Bottom line: Presidents always consult with their lawyers before deciding whether to use force and whether to consult with Congress. I am quite certain Ted Olsen did so as part of the Reagan Administration legal team, and Mayor Giuliani as Associate Attorney General may have been part of that review as well, though the AAG typically is more concerned with law enforcement than the War Powers Act.
Romney gave his answer about consulting lawyers in the context of questions about a president’s legal obligation (if any) to obtain congressional authorization. In this context it was natural, though probably not very savvy, for Romney to talk about lawyers. Debaters points aside, I would expect a president contemplating military action against a foreign country to seek the opinion of administration lawyers on legal questions regarding the proper role of Congress under the Constitution in the matter.
Third, Romney made it clear that, bottom line, he “would make sure that we would take the action necessary to keep Iran from having a nuclear weapon.” So Romney’s answer cannot be construed as imposing either a “lawyers’ test,” much less a “global test” with respect to this issue.

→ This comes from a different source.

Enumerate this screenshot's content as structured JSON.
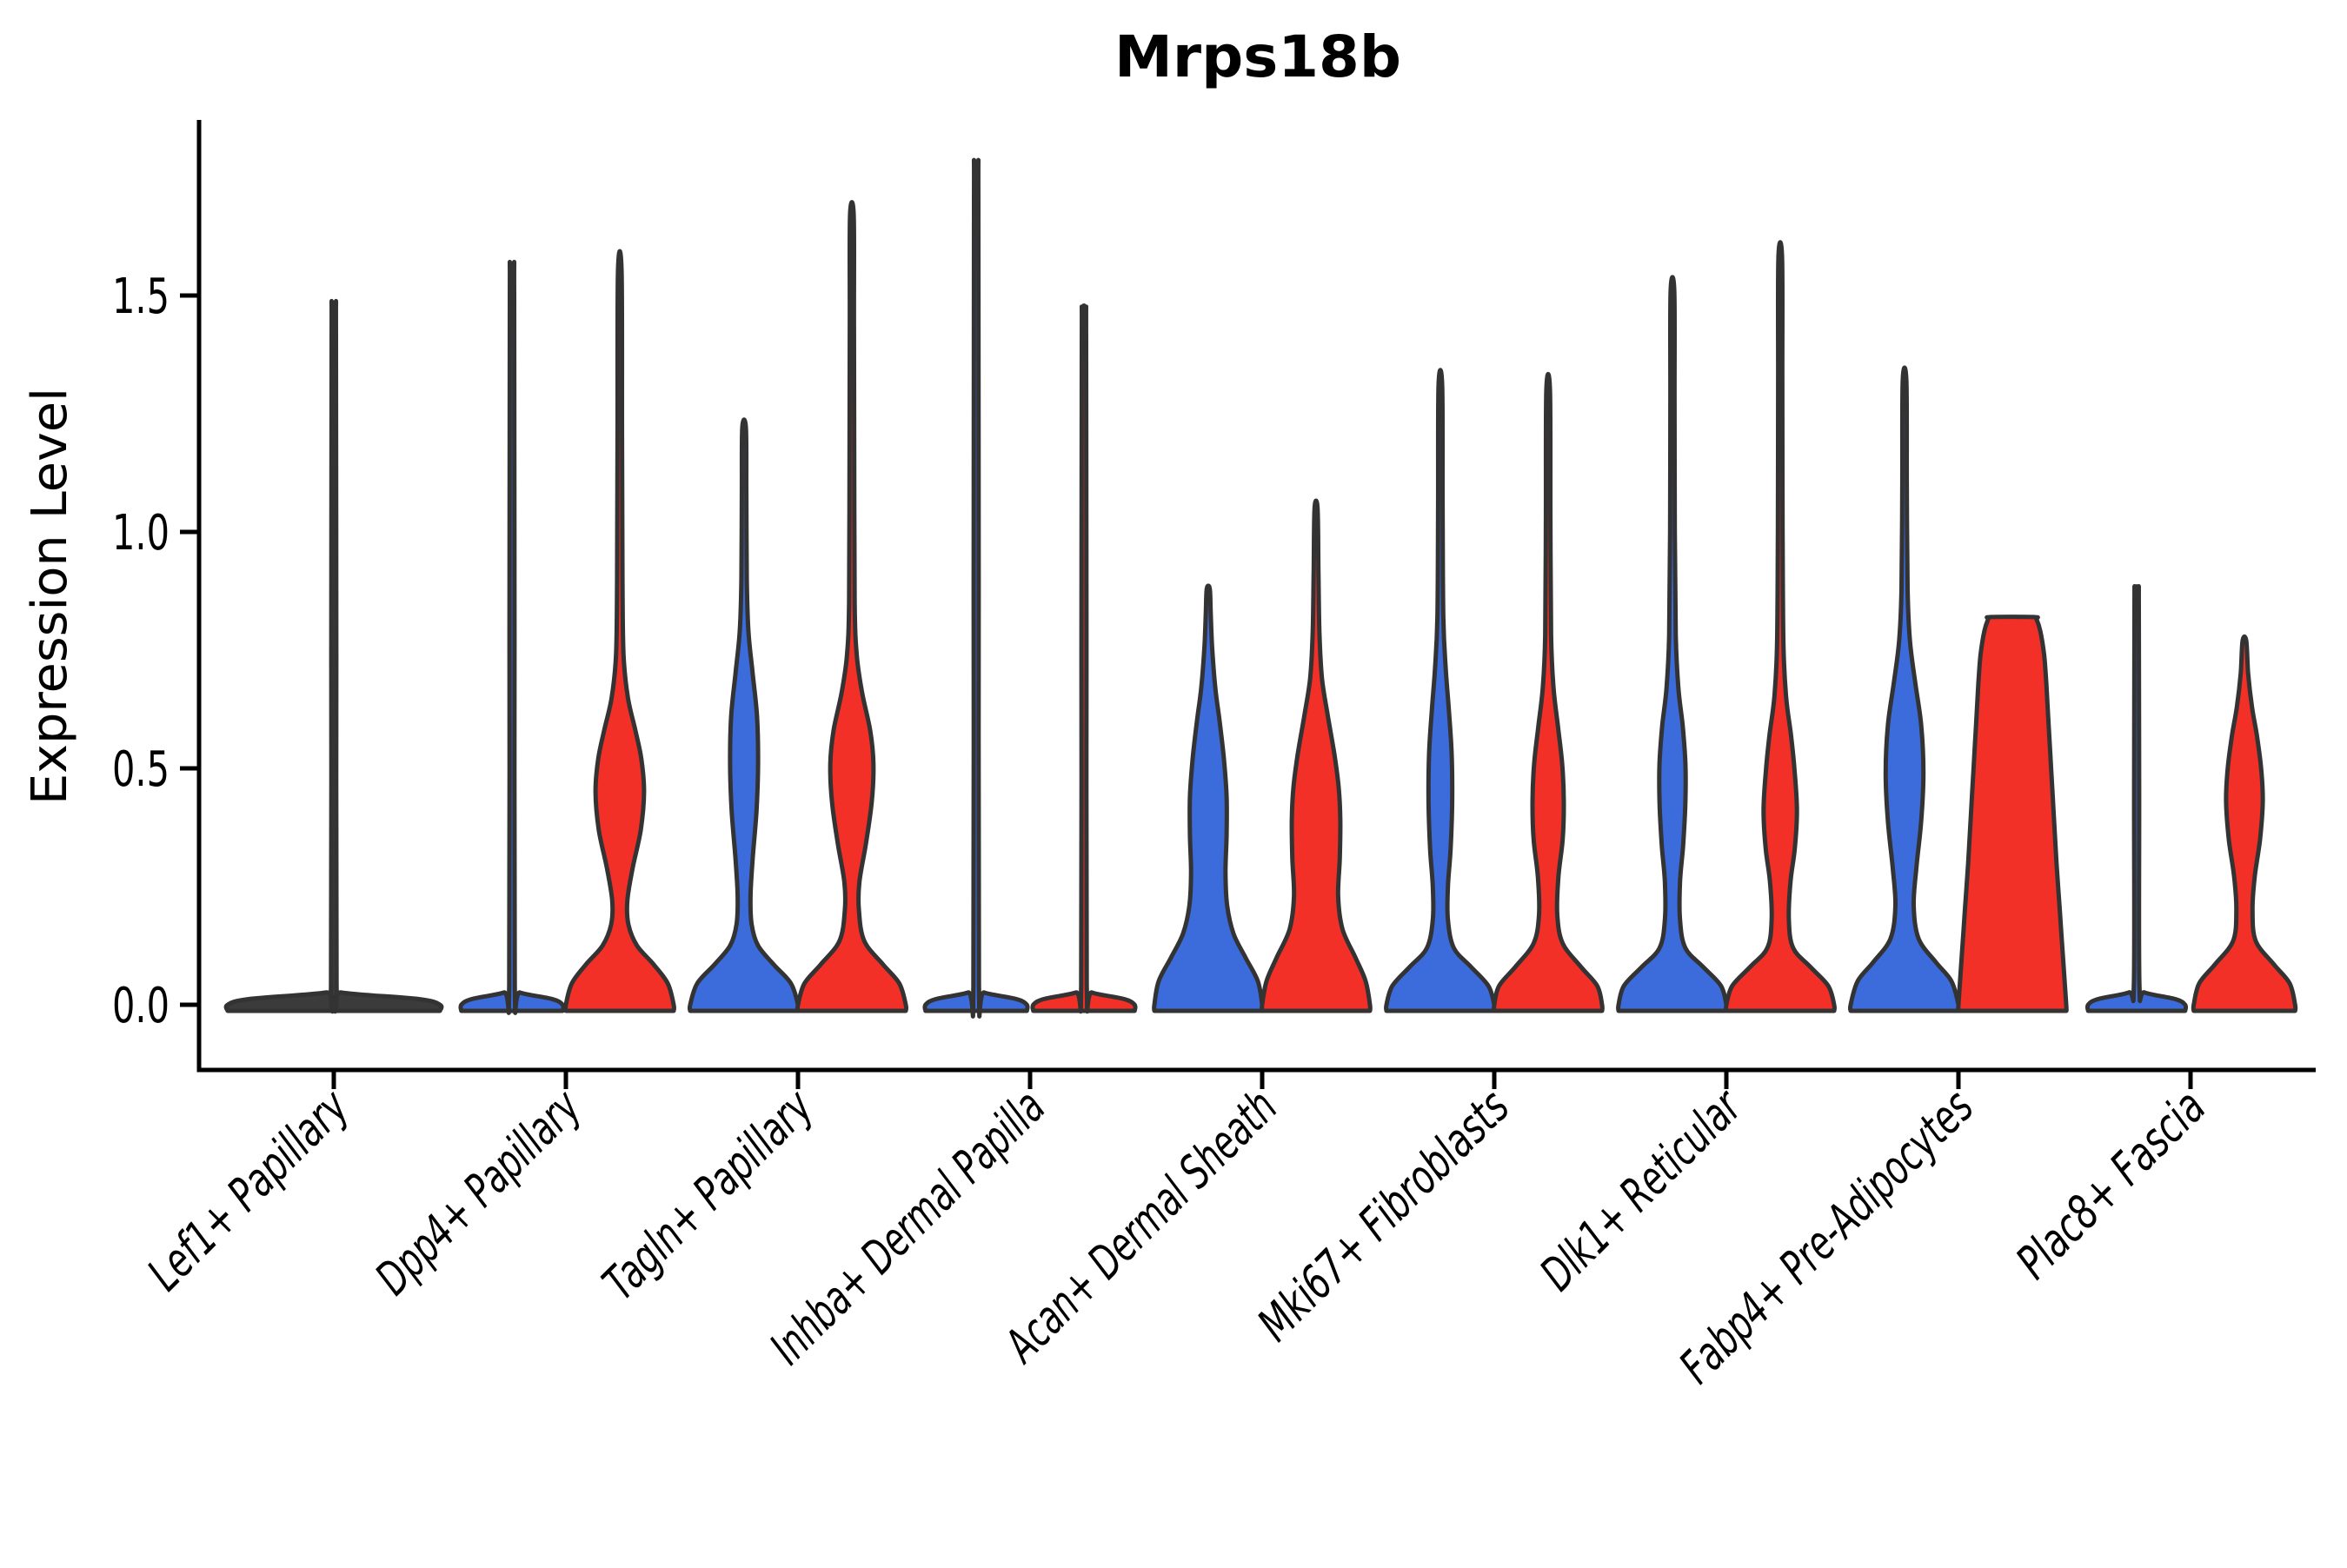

The real question for all the candidates: Would you pull the trigger if you had thought there was an imminent threat to the U.S? The GOP’s big three all said yes in various ways, but they all said yes.
The record of the last President Clinton on this particular issue speaks louder than words: He refused to do so, time and time again. There is no reason to believe Senator Clinton would act more forcefully than her husband did, and her sponsorship of War Power Act 2.0 vis-a-vis Iran is proof of that predisposition to kick cans down roads in the hope of keeping poll ratings high.